With Spider Face Kevin Rabas confirms his much deserved position as an acute observer of life’s quiet moments. What he began with his poetry collections, Lisa’s Flying Electric Piano and Bird’s Horn before it, Rabas continues with Spider Face, his first story collection and here’s hoping not his last. Where his poetry explores those quiet moments of life in rhythmic bursts, using stanzas and imagery as vessels for emotion, his stories introduce characters as those vessels, adding a strong sense of human connection to his writing repertoire.
The story, “The Battle,” opens the collection with the image of two young lovers and a broken bottle, which serves not only the vignette itself but also what feels like the impetus to the entire collection. Though it’s dangerous to assume an author’s fiction is autobiographical, Spider Face reads like a diary full of snapshots, and this opening story has all the gravity of a real life nucleus around which the entire collection revolves.
Perhaps the quote from the story “Solid Aluminum” best exemplifies how these stories may have originated:
“You gotta keep your eyes open for this kinda stuff that nobody wants, kid, and pick it up. It’ll come in handy someday, all this junk.
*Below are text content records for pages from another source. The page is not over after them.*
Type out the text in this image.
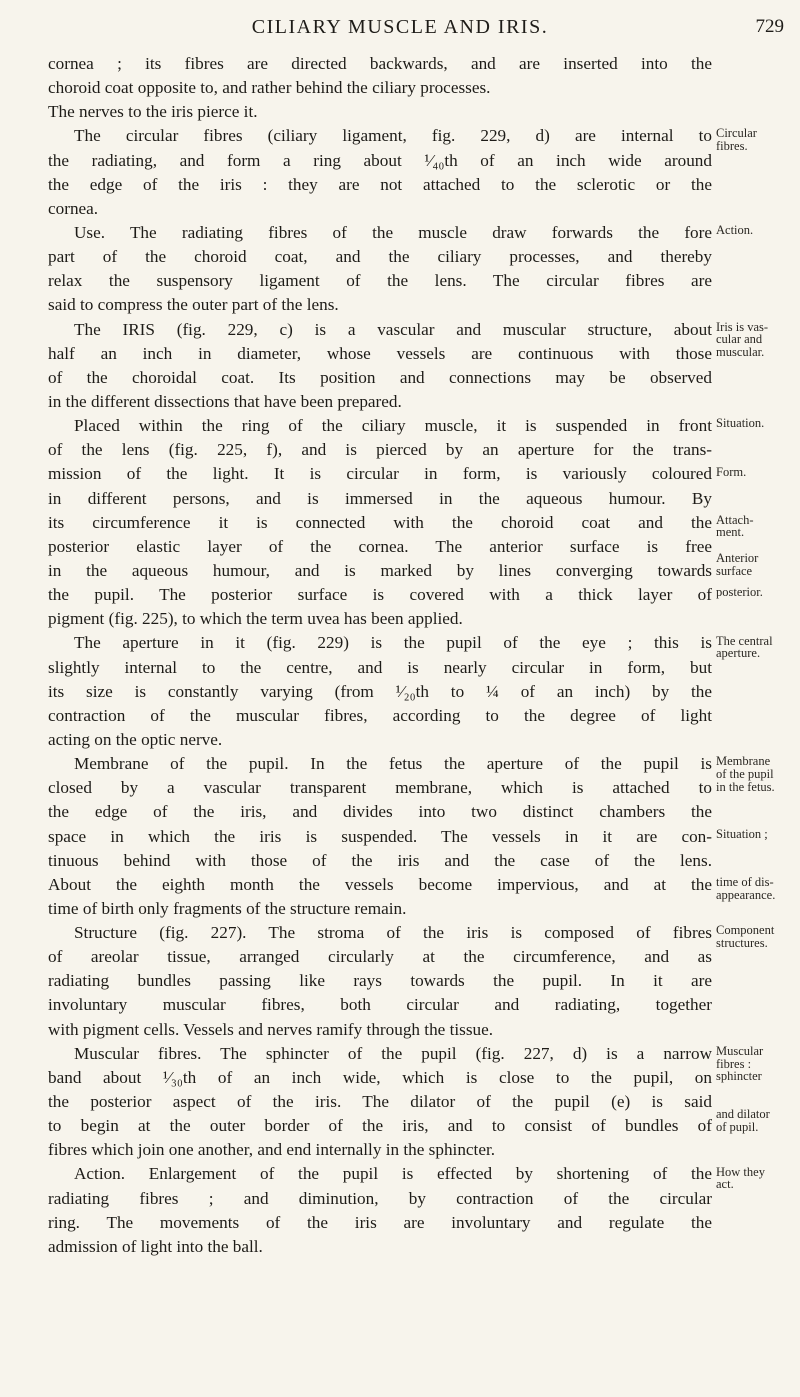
CILIARY MUSCLE AND IRIS.	729
cornea ; its fibres are directed backwards, and are inserted into the
choroid coat opposite to, and rather behind the ciliary processes.
The nerves to the iris pierce it.
The circular fibres (ciliary ligament, fig. 229, d) are internal to
the radiating, and form a ring about ¹⁄₄₀th of an inch wide around
the edge of the iris : they are not attached to the sclerotic or the
cornea.
Use. The radiating fibres of the muscle draw forwards the fore
part of the choroid coat, and the ciliary processes, and thereby
relax the suspensory ligament of the lens. The circular fibres are
said to compress the outer part of the lens.
The IRIS (fig. 229, c) is a vascular and muscular structure, about
half an inch in diameter, whose vessels are continuous with those
of the choroidal coat. Its position and connections may be observed
in the different dissections that have been prepared.
Placed within the ring of the ciliary muscle, it is suspended in front
of the lens (fig. 225, f), and is pierced by an aperture for the trans-
mission of the light. It is circular in form, is variously coloured
in different persons, and is immersed in the aqueous humour. By
its circumference it is connected with the choroid coat and the
posterior elastic layer of the cornea. The anterior surface is free
in the aqueous humour, and is marked by lines converging towards
the pupil. The posterior surface is covered with a thick layer of
pigment (fig. 225), to which the term uvea has been applied.
The aperture in it (fig. 229) is the pupil of the eye ; this is
slightly internal to the centre, and is nearly circular in form, but
its size is constantly varying (from ¹⁄₂₀th to ¼ of an inch) by the
contraction of the muscular fibres, according to the degree of light
acting on the optic nerve.
Membrane of the pupil. In the fetus the aperture of the pupil is
closed by a vascular transparent membrane, which is attached to
the edge of the iris, and divides into two distinct chambers the
space in which the iris is suspended. The vessels in it are con-
tinuous behind with those of the iris and the case of the lens.
About the eighth month the vessels become impervious, and at the
time of birth only fragments of the structure remain.
Structure (fig. 227). The stroma of the iris is composed of fibres
of areolar tissue, arranged circularly at the circumference, and as
radiating bundles passing like rays towards the pupil. In it are
involuntary muscular fibres, both circular and radiating, together
with pigment cells. Vessels and nerves ramify through the tissue.
Muscular fibres. The sphincter of the pupil (fig. 227, d) is a narrow
band about ¹⁄₃₀th of an inch wide, which is close to the pupil, on
the posterior aspect of the iris. The dilator of the pupil (e) is said
to begin at the outer border of the iris, and to consist of bundles of
fibres which join one another, and end internally in the sphincter.
Action. Enlargement of the pupil is effected by shortening of the
radiating fibres ; and diminution, by contraction of the circular
ring. The movements of the iris are involuntary and regulate the
admission of light into the ball.
Circular
fibres.
Action.
Iris is vas-
cular and
muscular.
Situation.
Form.
Attach-
ment.
Anterior
surface
posterior.
The central
aperture.
Membrane
of the pupil
in the fetus.
Situation ;
time of dis-
appearance.
Component
structures.
Muscular
fibres :
sphincter
and dilator
of pupil.
How they
act.
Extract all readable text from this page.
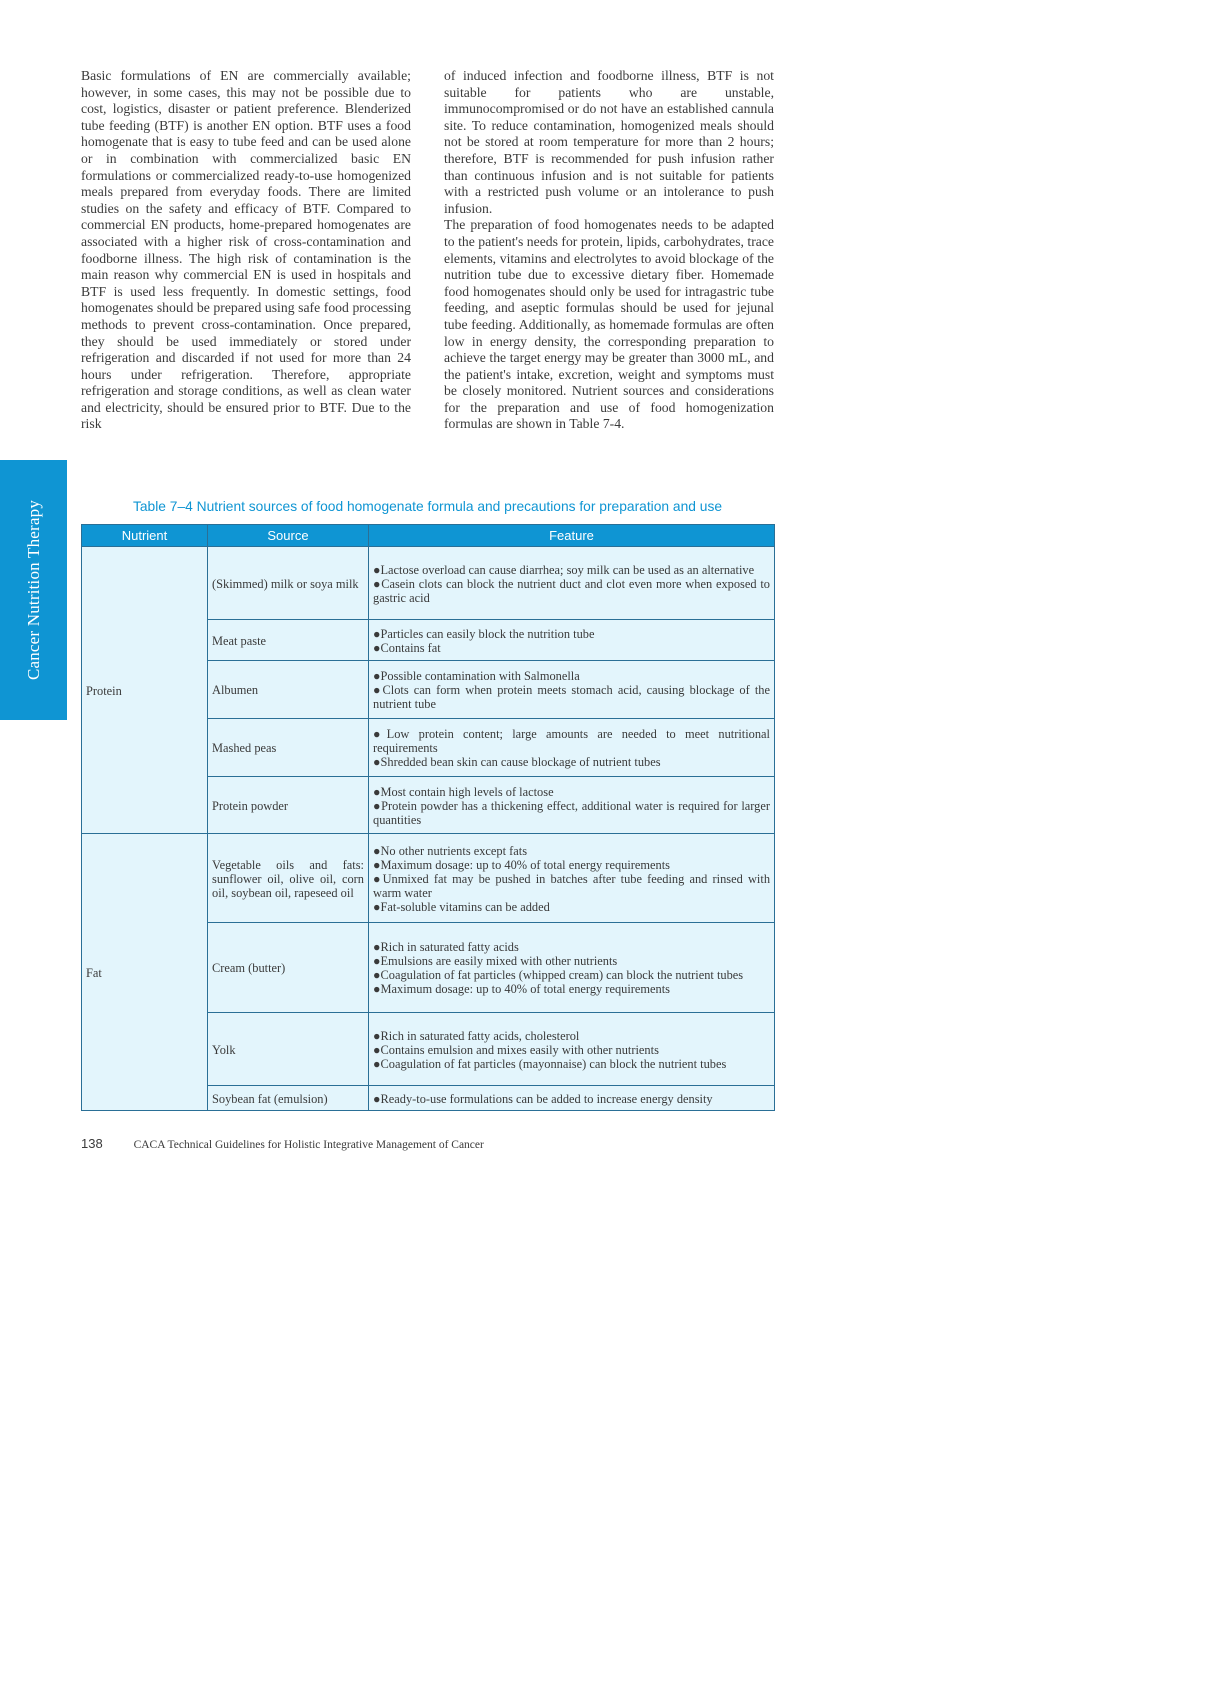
Cancer Nutrition Therapy

Basic formulations of EN are commercially available; however, in some cases, this may not be possible due to cost, logistics, disaster or patient preference. Blenderized tube feeding (BTF) is another EN option. BTF uses a food homogenate that is easy to tube feed and can be used alone or in combination with commercialized basic EN formulations or commercialized ready-to-use homogenized meals prepared from everyday foods. There are limited studies on the safety and efficacy of BTF. Compared to commercial EN products, home-prepared homogenates are associated with a higher risk of cross-contamination and foodborne illness. The high risk of contamination is the main reason why commercial EN is used in hospitals and BTF is used less frequently. In domestic settings, food homogenates should be prepared using safe food processing methods to prevent cross-contamination. Once prepared, they should be used immediately or stored under refrigeration and discarded if not used for more than 24 hours under refrigeration. Therefore, appropriate refrigeration and storage conditions, as well as clean water and electricity, should be ensured prior to BTF. Due to the risk

of induced infection and foodborne illness, BTF is not suitable for patients who are unstable, immunocompromised or do not have an established cannula site. To reduce contamination, homogenized meals should not be stored at room temperature for more than 2 hours; therefore, BTF is recommended for push infusion rather than continuous infusion and is not suitable for patients with a restricted push volume or an intolerance to push infusion.

The preparation of food homogenates needs to be adapted to the patient's needs for protein, lipids, carbohydrates, trace elements, vitamins and electrolytes to avoid blockage of the nutrition tube due to excessive dietary fiber. Homemade food homogenates should only be used for intragastric tube feeding, and aseptic formulas should be used for jejunal tube feeding. Additionally, as homemade formulas are often low in energy density, the corresponding preparation to achieve the target energy may be greater than 3000 mL, and the patient's intake, excretion, weight and symptoms must be closely monitored. Nutrient sources and considerations for the preparation and use of food homogenization formulas are shown in Table 7-4.

Table 7–4 Nutrient sources of food homogenate formula and precautions for preparation and use
Nutrient	Source	Feature
Protein	(Skimmed) milk or soya milk	●Lactose overload can cause diarrhea; soy milk can be used as an alternative
●Casein clots can block the nutrient duct and clot even more when exposed to gastric acid

	Meat paste	●Particles can easily block the nutrition tube
●Contains fat

	Albumen	●Possible contamination with Salmonella
●Clots can form when protein meets stomach acid, causing blockage of the nutrient tube

	Mashed peas	●Low protein content; large amounts are needed to meet nutritional requirements
●Shredded bean skin can cause blockage of nutrient tubes

	Protein powder	●Most contain high levels of lactose
●Protein powder has a thickening effect, additional water is required for larger quantities

Fat	Vegetable oils and fats: sunflower oil, olive oil, corn oil, soybean oil, rapeseed oil	●No other nutrients except fats
●Maximum dosage: up to 40% of total energy requirements
●Unmixed fat may be pushed in batches after tube feeding and rinsed with warm water
●Fat-soluble vitamins can be added

	Cream (butter)	●Rich in saturated fatty acids
●Emulsions are easily mixed with other nutrients
●Coagulation of fat particles (whipped cream) can block the nutrient tubes
●Maximum dosage: up to 40% of total energy requirements

	Yolk	●Rich in saturated fatty acids, cholesterol
●Contains emulsion and mixes easily with other nutrients
●Coagulation of fat particles (mayonnaise) can block the nutrient tubes

	Soybean fat (emulsion)	●Ready-to-use formulations can be added to increase energy density
138	CACA Technical Guidelines for Holistic Integrative Management of Cancer
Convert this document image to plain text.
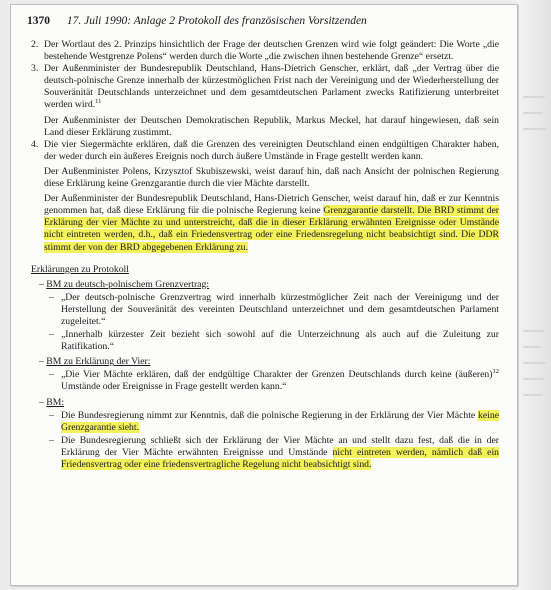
1370 17. Juli 1990: Anlage 2 Protokoll des französischen Vorsitzenden
2. Der Wortlaut des 2. Prinzips hinsichtlich der Frage der deutschen Grenzen wird wie folgt geändert: Die Worte „die bestehende Westgrenze Polens“ werden durch die Worte „die zwischen ihnen bestehende Grenze“ ersetzt.

3. Der Außenminister der Bundesrepublik Deutschland, Hans-Dietrich Genscher, erklärt, daß „der Vertrag über die deutsch-polnische Grenze innerhalb der kürzestmöglichen Frist nach der Vereinigung und der Wiederherstellung der Souveränität Deutschlands unterzeichnet und dem gesamtdeutschen Parlament zwecks Ratifizierung unterbreitet werden wird.$^{11}$

Der Außenminister der Deutschen Demokratischen Republik, Markus Meckel, hat darauf hingewiesen, daß sein Land dieser Erklärung zustimmt.

4. Die vier Siegermächte erklären, daß die Grenzen des vereinigten Deutschland einen endgültigen Charakter haben, der weder durch ein äußeres Ereignis noch durch äußere Umstände in Frage gestellt werden kann.

Der Außenminister Polens, Krzysztof Skubiszewski, weist darauf hin, daß nach Ansicht der polnischen Regierung diese Erklärung keine Grenzgarantie durch die vier Mächte darstellt.

Der Außenminister der Bundesrepublik Deutschland, Hans-Dietrich Genscher, weist darauf hin, daß er zur Kenntnis genommen hat, daß diese Erklärung für die polnische Regierung keine Grenzgarantie darstellt. Die BRD stimmt der Erklärung der vier Mächte zu und unterstreicht, daß die in dieser Erklärung erwähnten Ereignisse oder Umstände nicht eintreten werden, d.h., daß ein Friedensvertrag oder eine Friedensregelung nicht beabsichtigt sind. Die DDR stimmt der von der BRD abgegebenen Erklärung zu.

Erklärungen zu Protokoll
– BM zu deutsch-polnischem Grenzvertrag:
– „Der deutsch-polnische Grenzvertrag wird innerhalb kürzestmöglicher Zeit nach der Vereinigung und der Herstellung der Souveränität des vereinten Deutschland unterzeichnet und dem gesamtdeutschen Parlament zugeleitet.“
– „Innerhalb kürzester Zeit bezieht sich sowohl auf die Unterzeichnung als auch auf die Zuleitung zur Ratifikation.“
– BM zu Erklärung der Vier:
– „Die Vier Mächte erklären, daß der endgültige Charakter der Grenzen Deutschlands durch keine (äußeren)$^{12}$ Umstände oder Ereignisse in Frage gestellt werden kann.“
– BM:
– Die Bundesregierung nimmt zur Kenntnis, daß die polnische Regierung in der Erklärung der Vier Mächte keine Grenzgarantie sieht.
– Die Bundesregierung schließt sich der Erklärung der Vier Mächte an und stellt dazu fest, daß die in der Erklärung der Vier Mächte erwähnten Ereignisse und Umstände nicht eintreten werden, nämlich daß ein Friedensvertrag oder eine friedensvertragliche Regelung nicht beabsichtigt sind.
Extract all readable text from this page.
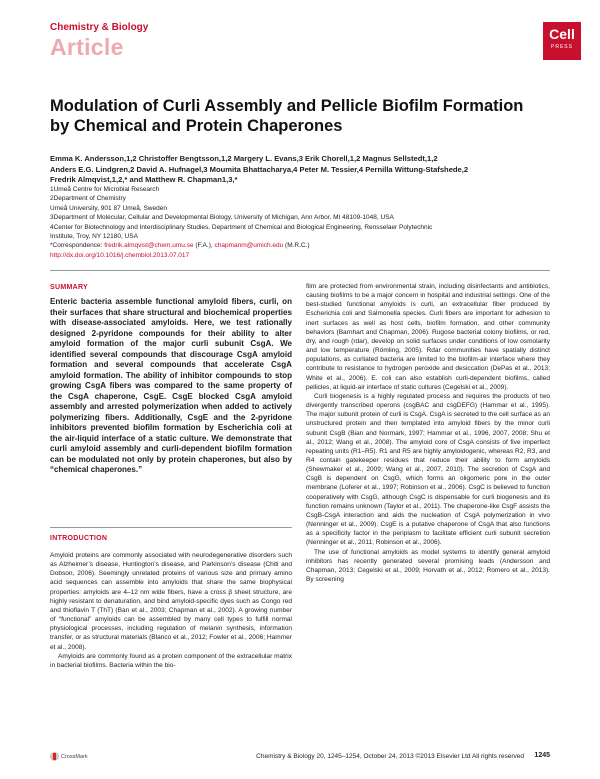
Chemistry & Biology
Article	Cell
PRESS
Modulation of Curli Assembly and Pellicle Biofilm Formation by Chemical and Protein Chaperones
Emma K. Andersson,1,2 Christoffer Bengtsson,1,2 Margery L. Evans,3 Erik Chorell,1,2 Magnus Sellstedt,1,2
Anders E.G. Lindgren,2 David A. Hufnagel,3 Moumita Bhattacharya,4 Peter M. Tessier,4 Pernilla Wittung-Stafshede,2
Fredrik Almqvist,1,2,* and Matthew R. Chapman1,3,*
1Umeå Centre for Microbial Research
2Department of Chemistry
Umeå University, 901 87 Umeå, Sweden
3Department of Molecular, Cellular and Developmental Biology, University of Michigan, Ann Arbor, MI 48109-1048, USA
4Center for Biotechnology and Interdisciplinary Studies, Department of Chemical and Biological Engineering, Rensselaer Polytechnic
Institute, Troy, NY 12180, USA
*Correspondence: fredrik.almqvist@chem.umu.se (F.A.), chapmanm@umich.edu (M.R.C.)
http://dx.doi.org/10.1016/j.chembiol.2013.07.017
SUMMARY
Enteric bacteria assemble functional amyloid fibers, curli, on their surfaces that share structural and biochemical properties with disease-associated amyloids. Here, we test rationally designed 2-pyridone compounds for their ability to alter amyloid formation of the major curli subunit CsgA. We identified several compounds that discourage CsgA amyloid formation and several compounds that accelerate CsgA amyloid formation. The ability of inhibitor compounds to stop growing CsgA fibers was compared to the same property of the CsgA chaperone, CsgE. CsgE blocked CsgA amyloid assembly and arrested polymerization when added to actively polymerizing fibers. Additionally, CsgE and the 2-pyridone inhibitors prevented biofilm formation by Escherichia coli at the air-liquid interface of a static culture. We demonstrate that curli amyloid assembly and curli-dependent biofilm formation can be modulated not only by protein chaperones, but also by “chemical chaperones.”
INTRODUCTION

Amyloid proteins are commonly associated with neurodegenerative disorders such as Alzheimer’s disease, Huntington’s disease, and Parkinson’s disease (Chiti and Dobson, 2006). Seemingly unrelated proteins of various size and primary amino acid sequences can assemble into amyloids that share the same biophysical properties: amyloids are 4–12 nm wide fibers, have a cross β sheet structure, are highly resistant to denaturation, and bind amyloid-specific dyes such as Congo red and thioflavin T (ThT) (Ban et al., 2003; Chapman et al., 2002). A growing number of “functional” amyloids can be assembled by many cell types to fulfill normal physiological processes, including regulation of melanin synthesis, information transfer, or as structural materials (Blanco et al., 2012; Fowler et al., 2006; Hammer et al., 2008).

Amyloids are commonly found as a protein component of the extracellular matrix in bacterial biofilms. Bacteria within the bio-

film are protected from environmental strain, including disinfectants and antibiotics, causing biofilms to be a major concern in hospital and industrial settings. One of the best-studied functional amyloids is curli, an extracellular fiber produced by Escherichia coli and Salmonella species. Curli fibers are important for adhesion to inert surfaces as well as host cells, biofilm formation, and other community behaviors (Barnhart and Chapman, 2006). Rugose bacterial colony biofilms, or red, dry, and rough (rdar), develop on solid surfaces under conditions of low osmolarity and low temperature (Römling, 2005). Rdar communities have spatially distinct populations, as curliated bacteria are limited to the biofilm-air interface where they contribute to resistance to hydrogen peroxide and desiccation (DePas et al., 2013; White et al., 2006). E. coli can also establish curli-dependent biofilms, called pellicles, at liquid-air interface of static cultures (Cegelski et al., 2009).

Curli biogenesis is a highly regulated process and requires the products of two divergently transcribed operons (csgBAC and csgDEFG) (Hammar et al., 1995). The major subunit protein of curli is CsgA. CsgA is secreted to the cell surface as an unstructured protein and then templated into amyloid fibers by the minor curli subunit CsgB (Bian and Normark, 1997; Hammar et al., 1996, 2007, 2008; Shu et al., 2012; Wang et al., 2008). The amyloid core of CsgA consists of five imperfect repeating units (R1–R5). R1 and R5 are highly amyloidogenic, whereas R2, R3, and R4 contain gatekeeper residues that reduce their ability to form amyloids (Shewmaker et al., 2009; Wang et al., 2007, 2010). The secretion of CsgA and CsgB is dependent on CsgG, which forms an oligomeric pore in the outer membrane (Loferer et al., 1997; Robinson et al., 2006). CsgC is believed to function cooperatively with CsgG, although CsgC is dispensable for curli biogenesis and its function remains unknown (Taylor et al., 2011). The chaperone-like CsgF assists the CsgB-CsgA interaction and aids the nucleation of CsgA polymerization in vivo (Nenninger et al., 2009). CsgE is a putative chaperone of CsgA that also functions as a specificity factor in the periplasm to facilitate efficient curli subunit secretion (Nenninger et al., 2011; Robinson et al., 2006).

The use of functional amyloids as model systems to identify general amyloid inhibitors has recently generated several promising leads (Andersson and Chapman, 2013; Cegelski et al., 2009; Horvath et al., 2012; Romero et al., 2013). By screening

CrossMark	Chemistry & Biology 20, 1245–1254, October 24, 2013 ©2013 Elsevier Ltd All rights reserved 1245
That’s what I bought your Mom’s ring with this past year, for her anniversary, with all the cash I had saved up from haulin’ in six years worth of junk. Kept the bills bundled up in an envelope, tax-free, with a rubber band tied round it, bundled under the workbench.” (pg 18)
Spider Face feels like an accumulation of moments, a peak into the author’s life made tangible by a poet’s rhythm and an artist’s eye. Buy it. You’ll live the life of an artist for the evening.